AT&SF Class 5001 Axles – Trailing Truck
Having finished the B&O EM-1 project plus a couple of minor things hanging around, I am now back onto my own personal ATSF 2-10-4’s. While this project was on hold, I decided that it definitely deserved hollow axles on the drivers. With all the other exacting detailing, it would just look wrong without that touch, so this episode is devoted to installing hollow axles on the driver sets. Most of the work involved in this was covered in an earlier project on a C&O Allegheny, so I will not hit every single detail.
The 10 photos labeled ” Axles-1″ through “Axles-10″ show many of the steps involved, although I skipped the re-assembly of the wheelsets due to that being identical with the previously published work. I concentrated on actual fabrication of the axles in this part.
I used the same thick walled stainless steel tubing for these axles, cutting blanks slightly over 1.5” long.
axle 1 ⤵
Each blank is then chucked up in a 4-jaw chuck to make exact centering possible. 3-jaw chucks cannot center up parts precisely enough for making axles. The slightest error will show up in rough running engines. In the second photo, I have shown how to use a dial indicator to make certain you have very precise centering of the work piece before you start machining.
axle 2 ⤵
I took the photo with the lathe actually spinning so you could see how steady the dial indicator needle should be. It is barely quivering, so the fairly long exposure photo still gives a clear image of it. The point of all this precision is that after machining the first half of the axle, you have to flip it end for end and machine the second half and still get a very accurate axle out of it. Using the 4-jaw chuck and dial indicator and holding the needle movement to under 1/2 mil total movement, the axle is so accurate that it is hard to tell where the dividing line between the two halves is.
axle 3 ⤵
axle 4 ⤵
axle 5 ⤵
axle 6 ⤵
axle 7 ⤵
axle 8 ⤵
axle 9 ⤵
axle 10 ⤵
Note that stainless steel is a little “gummier” than cast iron or some other steels. It tends to squeeze over a bit on edges as you machine it. I just knock that off with a file in most cases, unless more precision is needed. On these axles, the hole tends to get filled in a little as the end is machined, so it is necessary to run a drill into it after machining to clear out the squeezed over material.

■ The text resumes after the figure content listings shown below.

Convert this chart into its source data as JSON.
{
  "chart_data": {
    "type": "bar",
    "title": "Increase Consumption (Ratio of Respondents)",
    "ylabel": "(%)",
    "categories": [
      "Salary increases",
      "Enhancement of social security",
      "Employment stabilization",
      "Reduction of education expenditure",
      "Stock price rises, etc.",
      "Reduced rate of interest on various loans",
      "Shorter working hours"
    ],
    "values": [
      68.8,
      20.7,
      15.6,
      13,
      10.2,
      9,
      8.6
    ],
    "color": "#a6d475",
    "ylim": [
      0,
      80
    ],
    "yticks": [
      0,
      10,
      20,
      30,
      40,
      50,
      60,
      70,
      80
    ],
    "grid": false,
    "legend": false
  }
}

You have to take some very accurate measurements of the original axle diameters so bearing blocks will still fit properly and the wheels will still press on tightly. One problem I ran into was that the person who originally machined the great looking Baldwin Disc drivers did not get all the wheel thicknesses exactly the same. That meant I had to calculate the exact axle lengths separately on each wheelset to get the ends of the axles flush with the face of the wheels. I wound up with some minor errors, but they won’t be noticeable after painting, so I did not go to all the trouble of remaking the offending axle.
Another issue involved the axle with the gear on it. USH had knurled the center of that axle so the gear would be a press fit. I had to leave a patch in the center of the axle that was 0.002″ greater in diameter to compensate for that and get a good tight press fit on the gear.
In the photo “Trailing Trk”, I show how I fitted NWSL .145 profile wheels to the trailing truck.
trailing truck ⤵
Because the axle ends on the NWSL wheelsets are smaller diameter than the original USH ones, I had to bush the NWSL axle ends up a bit using short lengths of thin wall tubing. One thing you have to watch out for with the NWSL wheelsets is that they are insulated at the axle, not out at the rim. That makes it easy for the wheel to short against the journal block. I fixed that with a thin insulating washer as shown in the photo. You have to do the same thing for the lead truck, of course.